Written by Taylor Phinney
2009 will be remembered as one giant roller coaster ride and a whole series of rebounds. Some incredible high points and some really devastating lows. I’ve had some really tough luck, crashes, a lot of illness and most recently – some really bad news from the UCI Track Commission who are threatening to destroy endurance track cycling. Here’s the story.
I won the Pursuit World Championships on the track in March and set a couple of American records in the Kilo event and the Pursuit. I won some races in Europe as an Under-23, and claimed my season goal, the Under-23 Paris-Roubaix. But as I’m finding out, all that goes up, must come down. The early season racing had taken its toll; I had already broken two helmets in two painful crashes, gotten sick with severe colds several times, and raced more race days than the last three years combined. All of that, in the span of only five months.
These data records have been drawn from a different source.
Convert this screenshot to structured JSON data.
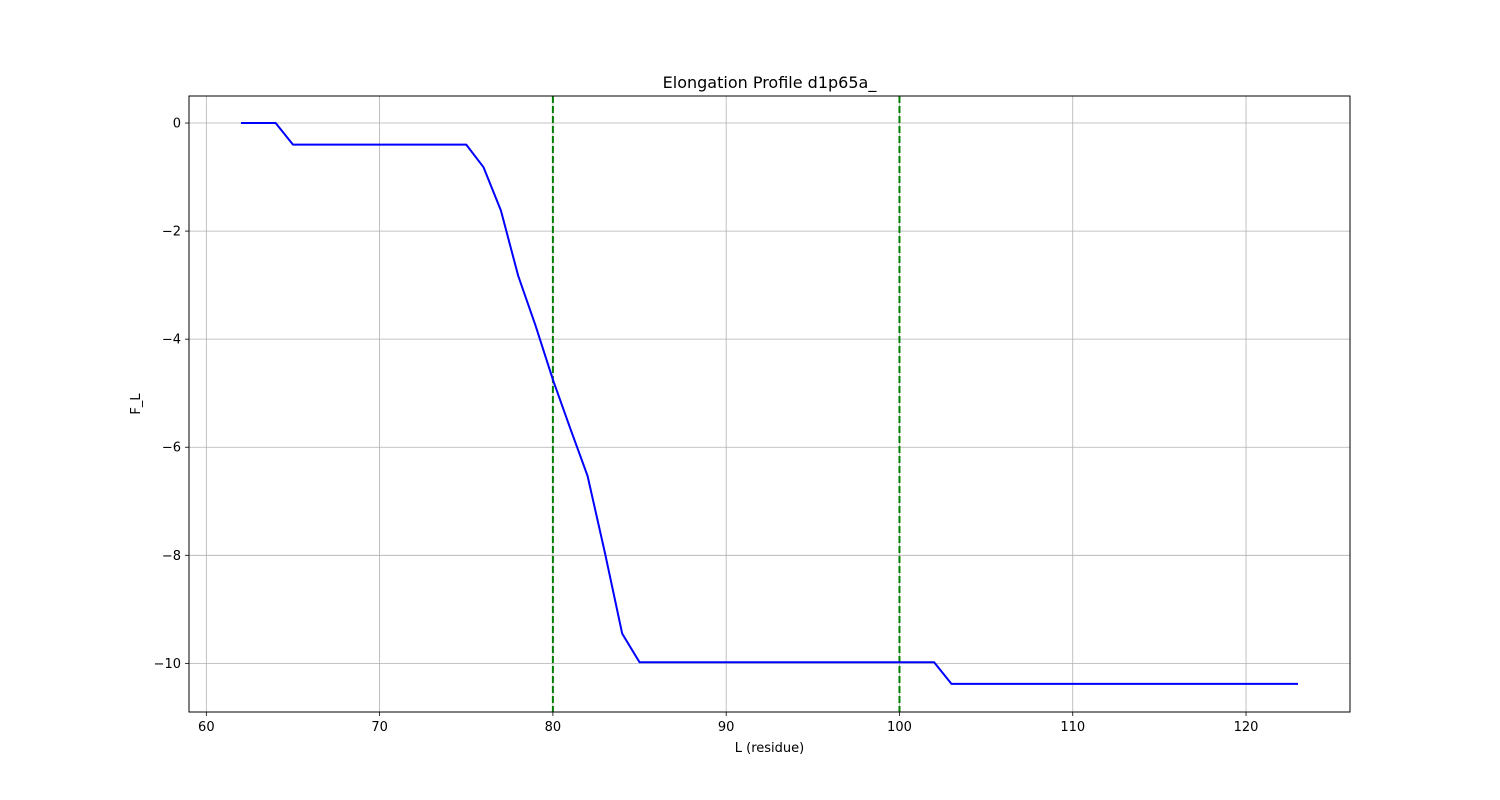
{
  "chart_data": {
    "type": "line",
    "title": "Elongation Profile d1p65a_",
    "xlabel": "L (residue)",
    "ylabel": "F_L",
    "xlim": [
      59,
      126
    ],
    "ylim": [
      -10.9,
      0.5
    ],
    "xticks": [
      60,
      70,
      80,
      90,
      100,
      110,
      120
    ],
    "yticks": [
      0,
      -2,
      -4,
      -6,
      -8,
      -10
    ],
    "grid": true,
    "series": [
      {
        "color": "#0000ff",
        "x": [
          62,
          63,
          64,
          65,
          66,
          67,
          68,
          69,
          70,
          71,
          72,
          73,
          74,
          75,
          76,
          77,
          78,
          79,
          80,
          81,
          82,
          83,
          84,
          85,
          86,
          87,
          88,
          89,
          90,
          91,
          92,
          93,
          94,
          95,
          96,
          97,
          98,
          99,
          100,
          101,
          102,
          103,
          104,
          105,
          106,
          107,
          108,
          109,
          110,
          111,
          112,
          113,
          114,
          115,
          116,
          117,
          118,
          119,
          120,
          121,
          122,
          123
        ],
        "y": [
          0,
          0,
          0,
          -0.4,
          -0.4,
          -0.4,
          -0.4,
          -0.4,
          -0.4,
          -0.4,
          -0.4,
          -0.4,
          -0.4,
          -0.4,
          -0.82,
          -1.62,
          -2.83,
          -3.75,
          -4.75,
          -5.65,
          -6.53,
          -7.95,
          -9.45,
          -9.98,
          -9.98,
          -9.98,
          -9.98,
          -9.98,
          -9.98,
          -9.98,
          -9.98,
          -9.98,
          -9.98,
          -9.98,
          -9.98,
          -9.98,
          -9.98,
          -9.98,
          -9.98,
          -9.98,
          -9.98,
          -10.38,
          -10.38,
          -10.38,
          -10.38,
          -10.38,
          -10.38,
          -10.38,
          -10.38,
          -10.38,
          -10.38,
          -10.38,
          -10.38,
          -10.38,
          -10.38,
          -10.38,
          -10.38,
          -10.38,
          -10.38,
          -10.38,
          -10.38,
          -10.38
        ]
      }
    ],
    "vlines": [
      {
        "x": 80,
        "color": "#008000",
        "style": "dashed"
      },
      {
        "x": 100,
        "color": "#008000",
        "style": "dashed"
      }
    ]
  }
}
When I returned to Boulder in the end of June just before my 19th birthday, I was coming off a peak, and heading into a couple weeks of rest. Timing your fitness is a very important part of cycling, but also incredibly difficult. So naturally, coming back from Europe on peak fitness, I didn’t want to – I couldn’t bear to – let go of it. Many cyclists will tell you, that this is not a situation you want to get yourself in, because that fitness, while it may stay for a couple more weeks – can’t last and soon, very soon – it will betray you by leaving you.